Apple tengah menghadapi tekanan besar setelah Presiden Amerika Serikat Donald Trump memberlakukan tarif impor tinggi terhadap lebih dari 180 negara, termasuk negara-negara kunci dalam rantai produksi Apple seperti China, India, Vietnam, dan Malaysia. 

Langkah ini berpotensi menaikkan harga jual produk Apple secara signifikan, khususnya iPhone, di berbagai pasar dunia, termasuk Indonesia.

Kebijakan tarif Trump ini, yang merupakan perintah eksekutif dari Presiden AS, menetapkan pungutan pajak dengan persentase tertentu terhadap nilai barang-barang impor dari luar negeri ke Amerika. 

China, sebagai contoh, kini dikenakan tarif total hingga 54 persen setelah adanya tambahan 34 persen sejak Januari lalu.

Negara lain juga terdampak, seperti Korea Selatan (25%), Jepang (24%), Indonesia (32%), Vietnam (46%), India (26%), Malaysia (25%), dan Thailand (36%).

Bagi Apple, yang sebagian besar produksinya masih terkonsentrasi di Asia, kebijakan ini menjadi pukulan telak. Sekitar 80 persen kapasitas produksi Apple masih berasal dari China, termasuk 90 persen lini iPhone dan lebih dari setengah produk Mac. 

Sementara India menyumbang 10 hingga 15 persen produksi iPhone dan ditargetkan mencapai 25 persen pada akhir 2025. 

Produksi AirPods dilakukan di Vietnam, sementara desktop Mac dirakit di Malaysia.

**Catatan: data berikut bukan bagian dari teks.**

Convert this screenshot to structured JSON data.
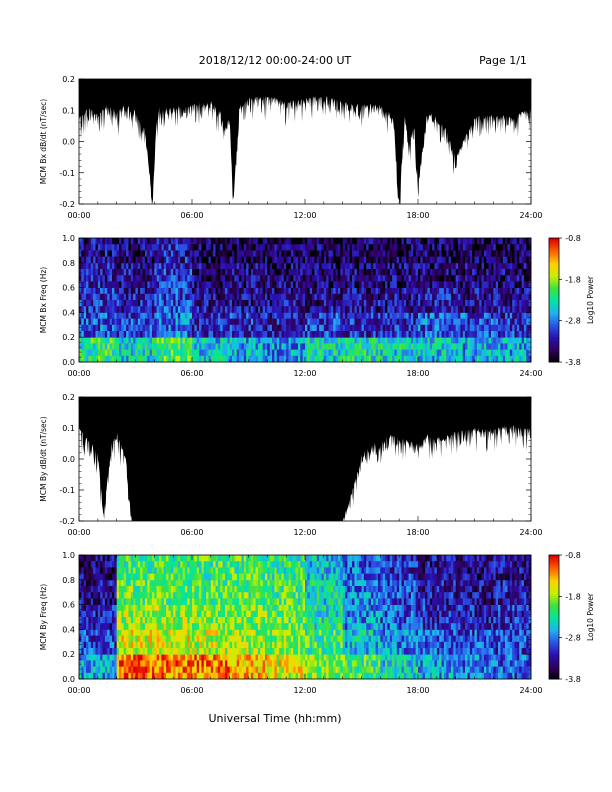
{
  "header": {
    "title": "2018/12/12  00:00-24:00 UT",
    "page": "Page 1/1"
  },
  "chart_data": [
    {
      "type": "area",
      "title": "",
      "ylabel": "MCM Bx dB/dt (nT/sec)",
      "xlabel": "",
      "x_ticks": [
        "00:00",
        "06:00",
        "12:00",
        "18:00",
        "24:00"
      ],
      "y_ticks": [
        "-0.2",
        "-0.1",
        "0.0",
        "0.1",
        "0.2"
      ],
      "xlim": [
        0,
        24
      ],
      "ylim": [
        -0.2,
        0.2
      ],
      "grid": false,
      "series": [
        {
          "x": [
            0,
            0.5,
            1,
            1.5,
            2,
            2.5,
            3,
            3.5,
            3.7,
            3.9,
            4.1,
            4.3,
            4.5,
            5,
            5.5,
            6,
            6.5,
            7,
            7.5,
            7.8,
            8.0,
            8.2,
            8.5,
            9,
            10,
            11,
            12,
            13,
            14,
            15,
            16,
            16.7,
            17,
            17.3,
            17.5,
            17.8,
            18,
            18.5,
            19,
            19.5,
            20,
            21,
            22,
            23,
            24
          ],
          "y": [
            0.08,
            0.11,
            0.09,
            0.12,
            0.1,
            0.12,
            0.1,
            0.04,
            -0.06,
            -0.2,
            0.06,
            0.12,
            0.1,
            0.12,
            0.11,
            0.12,
            0.13,
            0.13,
            0.1,
            0.05,
            0.09,
            -0.19,
            0.12,
            0.14,
            0.15,
            0.13,
            0.14,
            0.15,
            0.13,
            0.12,
            0.12,
            0.08,
            -0.19,
            0.09,
            0.0,
            0.06,
            -0.13,
            0.1,
            0.08,
            0.04,
            -0.05,
            0.08,
            0.09,
            0.08,
            0.11
          ]
        }
      ]
    },
    {
      "type": "heatmap",
      "title": "",
      "ylabel": "MCM Bx Freq (Hz)",
      "xlabel": "",
      "x_ticks": [
        "00:00",
        "06:00",
        "12:00",
        "18:00",
        "24:00"
      ],
      "y_ticks": [
        "0.0",
        "0.2",
        "0.4",
        "0.6",
        "0.8",
        "1.0"
      ],
      "xlim": [
        0,
        24
      ],
      "ylim": [
        0,
        1
      ],
      "colorbar": {
        "label": "Log10 Power",
        "ticks": [
          "-0.8",
          "-1.8",
          "-2.8",
          "-3.8"
        ],
        "range": [
          -3.8,
          -0.8
        ]
      },
      "x_hours": [
        0,
        2,
        4,
        6,
        8,
        10,
        12,
        14,
        16,
        18,
        20,
        22,
        24
      ],
      "x_hours_note": "",
      "freq_hz": [
        0.0,
        0.2,
        0.4,
        0.6,
        0.8,
        1.0
      ],
      "log10_power": [
        [
          -2.2,
          -2.4,
          -2.1,
          -2.5,
          -2.6,
          -2.7,
          -2.4,
          -2.3,
          -2.4,
          -2.5,
          -2.6,
          -2.6
        ],
        [
          -2.9,
          -3.0,
          -2.8,
          -3.1,
          -3.1,
          -3.2,
          -3.0,
          -3.1,
          -3.1,
          -2.9,
          -3.0,
          -3.1
        ],
        [
          -3.1,
          -3.2,
          -3.0,
          -3.3,
          -3.3,
          -3.3,
          -3.3,
          -3.3,
          -3.3,
          -3.2,
          -3.3,
          -3.3
        ],
        [
          -3.2,
          -3.3,
          -3.1,
          -3.4,
          -3.4,
          -3.4,
          -3.4,
          -3.4,
          -3.4,
          -3.4,
          -3.4,
          -3.4
        ],
        [
          -3.3,
          -3.4,
          -3.2,
          -3.5,
          -3.5,
          -3.5,
          -3.5,
          -3.5,
          -3.5,
          -3.5,
          -3.5,
          -3.5
        ]
      ]
    },
    {
      "type": "area",
      "title": "",
      "ylabel": "MCM By dB/dt (nT/sec)",
      "xlabel": "",
      "x_ticks": [
        "00:00",
        "06:00",
        "12:00",
        "18:00",
        "24:00"
      ],
      "y_ticks": [
        "-0.2",
        "-0.1",
        "0.0",
        "0.1",
        "0.2"
      ],
      "xlim": [
        0,
        24
      ],
      "ylim": [
        -0.2,
        0.2
      ],
      "grid": false,
      "series": [
        {
          "x": [
            0,
            0.5,
            1,
            1.3,
            1.7,
            2,
            2.5,
            2.8,
            3,
            4,
            5,
            6,
            7,
            8,
            9,
            10,
            11,
            12,
            13,
            13.5,
            14,
            14.5,
            15,
            15.5,
            16,
            16.5,
            17,
            17.5,
            18,
            18.5,
            19,
            19.5,
            20,
            21,
            22,
            23,
            24
          ],
          "y": [
            0.1,
            0.07,
            0.02,
            -0.18,
            0.05,
            0.09,
            0.0,
            -0.2,
            -0.2,
            -0.2,
            -0.2,
            -0.2,
            -0.2,
            -0.2,
            -0.2,
            -0.2,
            -0.2,
            -0.2,
            -0.2,
            -0.2,
            -0.2,
            -0.1,
            0.02,
            0.05,
            0.06,
            0.08,
            0.07,
            0.06,
            0.05,
            0.08,
            0.07,
            0.08,
            0.09,
            0.1,
            0.1,
            0.11,
            0.1
          ]
        }
      ]
    },
    {
      "type": "heatmap",
      "title": "",
      "ylabel": "MCM By Freq (Hz)",
      "xlabel": "Universal Time (hh:mm)",
      "x_ticks": [
        "00:00",
        "06:00",
        "12:00",
        "18:00",
        "24:00"
      ],
      "y_ticks": [
        "0.0",
        "0.2",
        "0.4",
        "0.6",
        "0.8",
        "1.0"
      ],
      "xlim": [
        0,
        24
      ],
      "ylim": [
        0,
        1
      ],
      "colorbar": {
        "label": "Log10 Power",
        "ticks": [
          "-0.8",
          "-1.8",
          "-2.8",
          "-3.8"
        ],
        "range": [
          -3.8,
          -0.8
        ]
      },
      "x_hours": [
        0,
        2,
        4,
        6,
        8,
        10,
        12,
        14,
        16,
        18,
        20,
        22,
        24
      ],
      "freq_hz": [
        0.0,
        0.2,
        0.4,
        0.6,
        0.8,
        1.0
      ],
      "log10_power": [
        [
          -2.6,
          -1.1,
          -1.2,
          -1.2,
          -1.4,
          -1.6,
          -1.9,
          -2.1,
          -2.4,
          -2.6,
          -2.8,
          -2.9
        ],
        [
          -3.0,
          -1.6,
          -1.6,
          -1.7,
          -1.8,
          -1.9,
          -2.1,
          -2.5,
          -2.7,
          -2.9,
          -3.0,
          -3.0
        ],
        [
          -3.2,
          -1.8,
          -1.8,
          -1.9,
          -1.9,
          -2.0,
          -2.3,
          -2.7,
          -2.9,
          -3.1,
          -3.2,
          -3.1
        ],
        [
          -3.3,
          -2.0,
          -2.0,
          -2.0,
          -2.0,
          -2.1,
          -2.4,
          -2.8,
          -3.0,
          -3.2,
          -3.3,
          -3.2
        ],
        [
          -3.4,
          -2.1,
          -2.1,
          -2.1,
          -2.1,
          -2.2,
          -2.5,
          -2.9,
          -3.1,
          -3.3,
          -3.4,
          -3.3
        ]
      ]
    }
  ],
  "colors": {
    "trace": "#000000",
    "colormap": [
      "#000000",
      "#30005a",
      "#2a0fb0",
      "#2a52e6",
      "#20b0f0",
      "#00e6a0",
      "#40e040",
      "#c8f000",
      "#ffd000",
      "#ff6000",
      "#e00000"
    ]
  }
}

"Ketika kita melihat tarif ke negara-negara seperti Vietnam, India, dan Thailand, tempat Apple mendiversifikasi rantai pasokannya, tidak ada tempat melarikan diri," ujar analis Morgan Stanley, Erik Woodring, dikutip dari CNBC. 

Imbas dari kebijakan ini langsung terasa di pasar saham. Nilai saham Apple merosot lebih dari 9 persen pada Kamis (3/4), menghapus kapitalisasi pasar sebesar US$300 miliar — penurunan harian terburuk sejak Maret 2020.

Dengan beban tarif yang tinggi, biaya produksi iPhone pun diprediksi akan melonjak. Analis TechInsights, Wayne Lam, memperkirakan bahwa ongkos produksi iPhone 16 Pro (256GB) bisa naik hingga 54 persen, dari semula sekitar US$550 menjadi US$820.

Rosenblatt Securities memproyeksikan bahwa jika beban tarif ini dibebankan ke konsumen, maka harga iPhone 16 versi standar bisa naik dari US$799 (sekitar Rp13,2 juta) menjadi sekitar US$1.500 (Rp25,9 juta). 

Sedangkan model tertinggi, iPhone 16 Pro Max 1TB, yang semula dijual US$1.599 (Rp27,6 juta), diperkirakan akan menembus angka US$ 2.300 atau sekitar Rp38 juta.

Harga iPhone yang lebih terjangkau pun tidak luput dari kenaikan. Perangkat iPhone 16e, yang baru dirilis Februari lalu dengan harga US$599 (Rp9,9 juta), kemungkinan akan naik menjadi US$856 (Rp14,1 juta) — lebih mahal dari harga awal iPhone 16.

"Dalam lingkungan seperti ini, kita harus memikirkan skenario terburuk," ujar Erik Woodring.

Analis Wedbush, Dan Ives, menyebut langkah ini sangat berisiko. "Ini strategi berisiko, terutama ketika konsumen sedang lelah dengan inflasi dan tekanan harga," katanya.

Rencana Apple untuk mengalihkan sebagian produksi ke India dan Vietnam, yang awalnya dimaksudkan untuk mengurangi ketergantungan pada China, kini menjadi bumerang karena kedua negara itu juga terdampak tarif tinggi.

Apple pun dihadapkan pada dua pilihan sulit: menanggung beban tarif secara internal, atau meneruskannya ke konsumen, yang bisa memukul daya beli dan menggerus penjualan. 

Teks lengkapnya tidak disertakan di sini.